Monday, July 14, 2008

Rav Kook & the Gerrer Rebbe - the wisdom of the Land of Israel

Pardes Yosef (Vayikra 10:3): Concerning the issue of silence - When the Gerer Rebbe was in Israel Rav Kook commented that the Sages (Bava Basra 158b) state that the air of Israel makes a person wise and asked him if he experienced this? The Gerer Rebbe replied, Silence is a protective fence for wisdom (Avos 3:14).


פרדס יוסף (ויקרא י:ג): ובענין שתיקה, כשאדמו"ר מגור שליט"א היה בארץ ישראל שאל אותו הגאון רבי אברהם יצחק קוק ז"ל מה שאמרו חז"ל (בבא בתרא קנח:) אוירא דארץ ישראל מחכים האם מרגיש זה, וענה לו סייג לחכמה שתיקה (אבות ג:יד):

Sunday, July 13, 2008

Rav Soloveitchik - Ideal of Halachic Man describes Misnagid? Prof. Alan Nadler

While we are on the subject of Rav Soloveitchik's understanding of the Gra and the Baal HaTanya - I though it might be helpful to delve a bit into the related issue of whether Rav Soloveitchik's views are manifestations of the hashkofa of the misnagdim.
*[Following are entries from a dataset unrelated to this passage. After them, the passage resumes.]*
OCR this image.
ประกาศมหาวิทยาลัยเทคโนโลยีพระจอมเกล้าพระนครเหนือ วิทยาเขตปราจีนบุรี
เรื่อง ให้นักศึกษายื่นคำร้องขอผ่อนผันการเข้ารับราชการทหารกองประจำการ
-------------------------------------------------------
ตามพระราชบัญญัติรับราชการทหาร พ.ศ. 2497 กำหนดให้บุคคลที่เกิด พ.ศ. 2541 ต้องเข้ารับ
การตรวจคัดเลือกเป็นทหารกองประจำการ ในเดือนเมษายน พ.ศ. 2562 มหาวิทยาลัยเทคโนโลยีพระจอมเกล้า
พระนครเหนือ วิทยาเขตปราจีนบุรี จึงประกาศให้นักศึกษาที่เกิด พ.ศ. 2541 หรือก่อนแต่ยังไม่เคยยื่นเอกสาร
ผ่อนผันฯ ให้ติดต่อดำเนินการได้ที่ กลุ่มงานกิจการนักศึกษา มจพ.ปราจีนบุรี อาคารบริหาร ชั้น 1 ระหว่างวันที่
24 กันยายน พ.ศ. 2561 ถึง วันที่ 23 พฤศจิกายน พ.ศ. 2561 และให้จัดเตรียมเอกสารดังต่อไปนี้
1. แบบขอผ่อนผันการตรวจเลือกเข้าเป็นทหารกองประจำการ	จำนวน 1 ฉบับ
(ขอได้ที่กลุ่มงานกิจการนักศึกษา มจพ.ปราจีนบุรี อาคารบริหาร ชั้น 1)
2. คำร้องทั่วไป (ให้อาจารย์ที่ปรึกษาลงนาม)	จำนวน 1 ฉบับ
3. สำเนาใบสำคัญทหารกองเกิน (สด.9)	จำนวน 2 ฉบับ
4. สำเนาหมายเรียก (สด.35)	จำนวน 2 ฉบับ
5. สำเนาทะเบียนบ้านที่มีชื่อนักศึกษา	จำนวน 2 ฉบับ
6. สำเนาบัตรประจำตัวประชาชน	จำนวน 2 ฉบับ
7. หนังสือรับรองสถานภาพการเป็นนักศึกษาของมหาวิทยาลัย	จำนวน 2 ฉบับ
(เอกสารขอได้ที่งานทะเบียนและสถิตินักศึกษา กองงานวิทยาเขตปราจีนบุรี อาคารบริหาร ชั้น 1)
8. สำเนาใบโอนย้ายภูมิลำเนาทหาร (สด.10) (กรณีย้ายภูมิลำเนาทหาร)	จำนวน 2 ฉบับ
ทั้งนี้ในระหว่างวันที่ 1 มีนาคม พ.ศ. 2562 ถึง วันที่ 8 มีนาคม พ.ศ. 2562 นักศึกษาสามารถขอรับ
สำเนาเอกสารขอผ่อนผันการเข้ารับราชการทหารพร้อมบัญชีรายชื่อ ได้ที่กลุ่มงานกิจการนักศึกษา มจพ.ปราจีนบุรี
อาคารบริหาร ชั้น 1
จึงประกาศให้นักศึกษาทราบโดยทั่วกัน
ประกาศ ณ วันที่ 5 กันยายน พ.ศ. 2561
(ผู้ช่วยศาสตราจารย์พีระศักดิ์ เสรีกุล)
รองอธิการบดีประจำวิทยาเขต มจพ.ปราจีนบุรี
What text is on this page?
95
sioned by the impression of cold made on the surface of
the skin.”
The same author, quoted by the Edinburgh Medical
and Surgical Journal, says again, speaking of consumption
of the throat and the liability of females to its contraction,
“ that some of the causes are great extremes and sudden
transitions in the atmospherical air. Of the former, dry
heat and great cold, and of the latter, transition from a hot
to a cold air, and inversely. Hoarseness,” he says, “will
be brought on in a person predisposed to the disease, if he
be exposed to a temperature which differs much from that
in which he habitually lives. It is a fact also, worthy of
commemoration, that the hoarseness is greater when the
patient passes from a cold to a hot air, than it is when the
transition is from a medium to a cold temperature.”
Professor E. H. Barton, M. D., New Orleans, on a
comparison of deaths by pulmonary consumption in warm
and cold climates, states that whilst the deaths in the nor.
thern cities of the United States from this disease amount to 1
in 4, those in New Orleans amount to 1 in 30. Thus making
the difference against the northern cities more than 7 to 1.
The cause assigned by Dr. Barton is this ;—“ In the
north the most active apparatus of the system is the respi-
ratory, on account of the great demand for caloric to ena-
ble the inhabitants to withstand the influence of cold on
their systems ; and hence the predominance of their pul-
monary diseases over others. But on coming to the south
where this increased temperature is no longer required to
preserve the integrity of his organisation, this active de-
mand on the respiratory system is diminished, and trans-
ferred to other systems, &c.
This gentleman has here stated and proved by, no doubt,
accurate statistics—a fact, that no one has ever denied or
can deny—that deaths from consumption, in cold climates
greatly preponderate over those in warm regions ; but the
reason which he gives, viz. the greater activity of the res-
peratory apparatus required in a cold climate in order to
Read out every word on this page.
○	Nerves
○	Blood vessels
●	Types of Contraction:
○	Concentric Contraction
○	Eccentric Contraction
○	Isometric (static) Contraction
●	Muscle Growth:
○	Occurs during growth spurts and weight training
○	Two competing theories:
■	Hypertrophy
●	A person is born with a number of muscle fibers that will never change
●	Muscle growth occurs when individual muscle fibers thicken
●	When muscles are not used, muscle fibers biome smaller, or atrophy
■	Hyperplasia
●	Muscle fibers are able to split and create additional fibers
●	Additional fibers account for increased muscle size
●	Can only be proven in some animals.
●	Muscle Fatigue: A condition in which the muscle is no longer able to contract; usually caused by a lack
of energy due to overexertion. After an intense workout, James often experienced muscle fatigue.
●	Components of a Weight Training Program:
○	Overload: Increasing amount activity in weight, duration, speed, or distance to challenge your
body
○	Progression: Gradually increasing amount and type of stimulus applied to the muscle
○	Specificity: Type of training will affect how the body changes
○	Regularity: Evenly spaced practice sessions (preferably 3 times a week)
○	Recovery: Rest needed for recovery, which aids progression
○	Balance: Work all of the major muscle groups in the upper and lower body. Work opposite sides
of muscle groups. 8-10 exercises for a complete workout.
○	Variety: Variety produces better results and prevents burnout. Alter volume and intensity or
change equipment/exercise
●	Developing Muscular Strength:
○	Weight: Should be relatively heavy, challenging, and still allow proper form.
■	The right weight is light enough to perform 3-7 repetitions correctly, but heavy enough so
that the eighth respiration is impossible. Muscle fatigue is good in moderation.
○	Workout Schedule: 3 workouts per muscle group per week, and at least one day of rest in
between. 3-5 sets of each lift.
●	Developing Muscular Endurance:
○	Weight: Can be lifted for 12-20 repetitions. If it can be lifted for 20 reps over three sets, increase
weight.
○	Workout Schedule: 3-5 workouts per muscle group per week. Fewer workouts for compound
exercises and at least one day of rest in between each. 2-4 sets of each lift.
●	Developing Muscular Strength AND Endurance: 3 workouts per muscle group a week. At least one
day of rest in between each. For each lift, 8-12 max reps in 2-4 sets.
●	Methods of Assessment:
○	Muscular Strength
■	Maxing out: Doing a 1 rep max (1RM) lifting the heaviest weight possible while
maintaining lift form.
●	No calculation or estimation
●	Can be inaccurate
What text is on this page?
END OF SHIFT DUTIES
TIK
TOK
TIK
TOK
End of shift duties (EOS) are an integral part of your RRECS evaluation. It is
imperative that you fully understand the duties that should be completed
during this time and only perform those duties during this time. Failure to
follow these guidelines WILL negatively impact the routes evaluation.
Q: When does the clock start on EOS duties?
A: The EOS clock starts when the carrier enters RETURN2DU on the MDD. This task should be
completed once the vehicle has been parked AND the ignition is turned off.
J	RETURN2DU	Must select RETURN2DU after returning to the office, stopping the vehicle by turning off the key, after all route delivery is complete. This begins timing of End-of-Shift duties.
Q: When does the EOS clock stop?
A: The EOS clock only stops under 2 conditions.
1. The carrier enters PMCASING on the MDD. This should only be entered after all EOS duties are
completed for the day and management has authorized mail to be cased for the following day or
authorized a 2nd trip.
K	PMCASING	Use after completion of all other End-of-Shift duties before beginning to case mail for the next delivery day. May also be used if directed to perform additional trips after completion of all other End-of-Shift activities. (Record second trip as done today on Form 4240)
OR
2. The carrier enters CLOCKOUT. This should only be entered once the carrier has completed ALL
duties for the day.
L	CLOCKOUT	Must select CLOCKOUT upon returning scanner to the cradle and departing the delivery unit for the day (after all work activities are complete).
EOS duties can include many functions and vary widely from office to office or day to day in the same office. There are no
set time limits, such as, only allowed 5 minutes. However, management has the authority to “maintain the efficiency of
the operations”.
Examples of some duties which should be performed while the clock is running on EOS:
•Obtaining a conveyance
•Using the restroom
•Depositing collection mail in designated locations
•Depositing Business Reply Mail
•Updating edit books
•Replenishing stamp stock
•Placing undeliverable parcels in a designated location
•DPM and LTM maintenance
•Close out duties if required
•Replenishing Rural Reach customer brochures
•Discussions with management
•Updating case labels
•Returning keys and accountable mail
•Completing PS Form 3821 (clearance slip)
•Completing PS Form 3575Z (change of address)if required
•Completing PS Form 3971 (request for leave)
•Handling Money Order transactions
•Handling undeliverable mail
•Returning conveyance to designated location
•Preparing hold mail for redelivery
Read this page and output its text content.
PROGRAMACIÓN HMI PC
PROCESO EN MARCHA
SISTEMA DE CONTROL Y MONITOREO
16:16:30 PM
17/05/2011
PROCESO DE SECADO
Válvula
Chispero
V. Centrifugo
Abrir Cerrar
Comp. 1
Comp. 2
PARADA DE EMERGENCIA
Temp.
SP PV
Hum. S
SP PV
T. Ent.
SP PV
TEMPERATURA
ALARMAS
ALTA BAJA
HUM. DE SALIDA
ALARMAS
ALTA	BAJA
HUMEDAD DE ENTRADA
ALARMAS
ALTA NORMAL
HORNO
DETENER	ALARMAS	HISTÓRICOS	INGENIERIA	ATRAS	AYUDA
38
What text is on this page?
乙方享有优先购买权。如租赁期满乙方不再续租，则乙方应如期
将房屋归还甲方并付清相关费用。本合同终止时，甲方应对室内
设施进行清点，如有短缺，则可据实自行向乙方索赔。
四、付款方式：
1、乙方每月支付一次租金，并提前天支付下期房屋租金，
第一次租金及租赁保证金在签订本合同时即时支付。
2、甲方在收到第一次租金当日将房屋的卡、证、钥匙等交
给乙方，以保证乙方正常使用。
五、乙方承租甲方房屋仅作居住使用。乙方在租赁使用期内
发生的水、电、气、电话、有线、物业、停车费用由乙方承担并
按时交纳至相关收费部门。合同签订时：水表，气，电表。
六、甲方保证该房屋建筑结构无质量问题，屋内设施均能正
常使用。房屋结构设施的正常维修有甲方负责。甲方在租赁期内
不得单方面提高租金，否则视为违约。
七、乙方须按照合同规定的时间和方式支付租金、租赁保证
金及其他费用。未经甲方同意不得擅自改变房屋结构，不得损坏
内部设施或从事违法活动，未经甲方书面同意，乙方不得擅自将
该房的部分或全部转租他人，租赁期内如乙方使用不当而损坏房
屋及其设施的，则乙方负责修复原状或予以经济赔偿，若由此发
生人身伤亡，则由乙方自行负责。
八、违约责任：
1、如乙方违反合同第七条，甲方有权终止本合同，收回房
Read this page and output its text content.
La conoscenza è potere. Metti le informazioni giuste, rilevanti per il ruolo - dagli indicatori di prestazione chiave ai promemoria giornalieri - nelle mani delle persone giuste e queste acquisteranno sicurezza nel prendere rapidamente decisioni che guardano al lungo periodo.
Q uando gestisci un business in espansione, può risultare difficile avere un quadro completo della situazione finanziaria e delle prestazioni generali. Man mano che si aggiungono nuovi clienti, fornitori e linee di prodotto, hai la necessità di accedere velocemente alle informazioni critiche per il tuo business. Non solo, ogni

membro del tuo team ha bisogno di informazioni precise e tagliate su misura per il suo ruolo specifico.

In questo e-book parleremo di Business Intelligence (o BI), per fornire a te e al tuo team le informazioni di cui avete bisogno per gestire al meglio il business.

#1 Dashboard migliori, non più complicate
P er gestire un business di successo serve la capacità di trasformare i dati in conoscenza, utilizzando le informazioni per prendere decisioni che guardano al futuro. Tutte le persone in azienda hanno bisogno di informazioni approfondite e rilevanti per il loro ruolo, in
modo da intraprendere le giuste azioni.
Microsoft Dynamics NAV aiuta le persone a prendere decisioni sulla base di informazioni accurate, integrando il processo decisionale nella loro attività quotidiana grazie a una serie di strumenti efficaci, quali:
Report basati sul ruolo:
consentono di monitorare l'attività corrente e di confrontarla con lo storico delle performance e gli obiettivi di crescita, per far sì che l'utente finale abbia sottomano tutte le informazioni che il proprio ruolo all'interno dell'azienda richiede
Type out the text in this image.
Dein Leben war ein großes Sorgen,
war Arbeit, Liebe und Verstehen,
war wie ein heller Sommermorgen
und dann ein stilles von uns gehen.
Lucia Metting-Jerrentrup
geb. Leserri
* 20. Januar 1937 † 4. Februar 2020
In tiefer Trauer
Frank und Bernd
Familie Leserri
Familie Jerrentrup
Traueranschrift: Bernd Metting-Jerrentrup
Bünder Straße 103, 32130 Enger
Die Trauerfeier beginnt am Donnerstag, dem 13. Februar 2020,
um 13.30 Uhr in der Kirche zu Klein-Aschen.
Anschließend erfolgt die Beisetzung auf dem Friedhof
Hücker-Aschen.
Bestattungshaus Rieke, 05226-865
I had asked Rav Sternbuch this Shabbos whether he agreed with the Klausenberger Rebbe's description of contemporary chasidus and its leaders as basically as nonthinking/non-intellectual. He responded that it is clear that for most people (not just chassidim) the issues of chassid versus litvak are not understood or even thought about anymore. He agreed that for most people Yiddishkeit is primarily through keeping mitzvos and participating in Jewish life rather than worrying about the nature of tzimtzum or other issues that caused the heated dispute between these two camps. Thus it might be helpful reading about what hashkofa issues were involved in the dispute and whether Rav Soloveitchik seems to accept the idealization of the misnagdim.

Prof. Alan Nadler has raised this question in a thought provoking essay available here.

The philosophical originality of Rabbi Joseph Baer Soloveitchik is widely held to consist primarily in his harmonization of traditional Lithuanian Talmudism with German philosophical idealism. Soloveitchik is heralded for his unusual mastery of these two very different disciplines, particularly for his erudition in culling so richly from them both in formulating his own "modern" Orthodox Jewish philosophy. Personally as well, Soloveitchik is admired as the embodiment of this grand intellectual synthesis, as a kind of model of the "mithnaggedphilosophe."' It is in the first and most celebrated of Soloveitchik's works, the 1944 monograph Ish Ha-halakha (Halakhic Man), more than in any of his other writings, that the composite and synthesizing nature of his religious thinking is most manifest. This work is largely predicated upon the harmonization of the Lithuanian Rabbinic tradition - or the religion of the mithnagdim - with elements of German philosophical idealism. In Halakhic Man, Soloveitchik constructs an ideal religious typology, in a distinctly neo-Kantian epistemological framework, in order to portray his own mithnagdic progenitors, such as Rabbis Hayyim of Brisk, Hayyim of Volozhin and the Gaon Elijah b. Solomon of Vilna.